Much of our work over the last two and a half years has concerned the industrial-scale solar facilities that are proposed on thousands of acres of Clark County’s world-class farmland. While that threat persists and our work on the solar issue continues, I want to take the opportunity to share with you some of our other work.
When we formed Clark Coalition, we did so with the intention of creating a permanent organization– one that would advocate for sound land-use policies that enhance Clark County’s defining qualities; and attract excellent jobs, investments and economic opportunities.
Our advocacy work is based on quality research and education. We believe that objective data, research, and analysis are key to developing appropriate land-use policies. With the facts, our local officials can make well-informed decisions that result in real progress for all of us in Clark County.
Over the last two years, we’ve commissioned a number of research initiatives, including:
- A university study on the economic impact of our local agricultural sector
- A university study on utility-scale solar
- A community survey conducted by a leading market research firm; sent to every residential household in Winchester-Clark County
- A study of under-utilized and vacant land by nationally-renowned firm, Lord Aeck Sargent
- A cost of community services study, conducted by CEDIK – the Community and Economic Development Initiative of Kentucky
Few communities our size have these resources available to inform good land-use policy decisions.
Why do we do all this?
Because we believe Clark County is incredibly special. From our world-class Bluegrass farmland to our historic downtown and vibrant neighborhoods, our community is unique. It deserves to grow in a thoughtful way that results in only the best economic opportunities for our citizens, both today and in the future.
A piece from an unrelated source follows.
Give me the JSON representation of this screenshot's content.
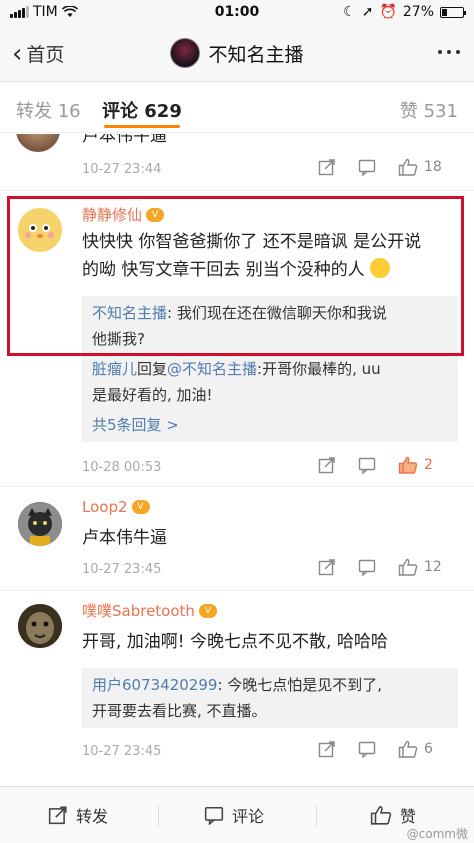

This fall, we’ve been working on a number of issues. The pending closure of the Perdue Grain Elevator on Rockwell Rd. has been a significant concern for grain farmers in Clark County and around the region. This facility generates millions of dollars in economic impact annually and provides over 300 farmers with a market for their harvest. Without it, farmers would have to haul their grain to distant facilities in Jeffersonville, IN and Silver Grove, KY, imposing a substantial logistical and financial burden.
We met with officials from the Kentucky Department of Agriculture and the Kentucky Center for Agriculture and Rural Development to explore both short-term and long-term options, as well as a potential feasibility study for a new lessor or a new facility. Fortunately, anew leaseholder has taken over the facility and operations have resumed, but this is just one example of the type of work Clark Coalition does to promote our signature agricultural industries.
We have also been busy making preparations for the Comprehensive Plan Update which has recently started. This process takes place every five years and it projects and is the basis for how our community grows and develops.
In our continuing efforts to raise awareness of the proposed industrial solar developments in Clark County, we have launched a dedicated webpage– https://www.clarkcoalition.com/solar. This one-stop shop is a useful reference for those that may be unfamiliar with the issue, or would like to get involved.
Please feel free to share this with your friends and neighbors, and look out for more to come in the weeks ahead.
Education & Research
We are excited to share two new studies.
A study by leading urban design firm Lord Aeck Sargent reveals that Winchester-Clark County has over 14,000 acres of under-utilized and/or vacant land within our planning boundary; of which a notable 3,000+ acres is located within the city limits.
We also worked with the University of Kentucky and CEDIK – the Community and Economic Development Initiative of Kentucky – to produce a Cost of Community Services Study.
The Cost of Community Services Study measures the fiscal relationship between revenues and expenditures for different types of land uses.
This study shows that residential development costs Clark County taxpayers significantly more than it generates in revenue. For every $1 in revenue generated by residential development, Clark County taxpayers spend $1.28 providing services.
Taken together, these studies illustrate the opportunity for smart growth policies that will protect our world-class farmland, grow our city in a fiscally-responsible manner and enhance the quality of life that our citizens enjoy.
Engaging our fellow citizens and stakeholders is at the heart of our mission. This fall, we have participated in a number of events to share our research and raise awareness of the issues facing Winchester-Clark County.
We’ve taken part in Chamber of Commerce breakfasts, Night Markets on Depot Street and several festivals. Our booth at the Daniel Boone Pioneer Festival over Labor Day Weekend was a particular highlight. We appreciate everyone who visited with us at these events and we extend a huge 'thank you' to all of our volunteers!
The coming weeks and months have much in store for Clark Coalition from the Comprehensive Plan and the state legislative session to the GoodGiving Challenge– which we hope you’ll consider supporting.
Thank you for your interest in the future of Clark County. We are grateful for your support!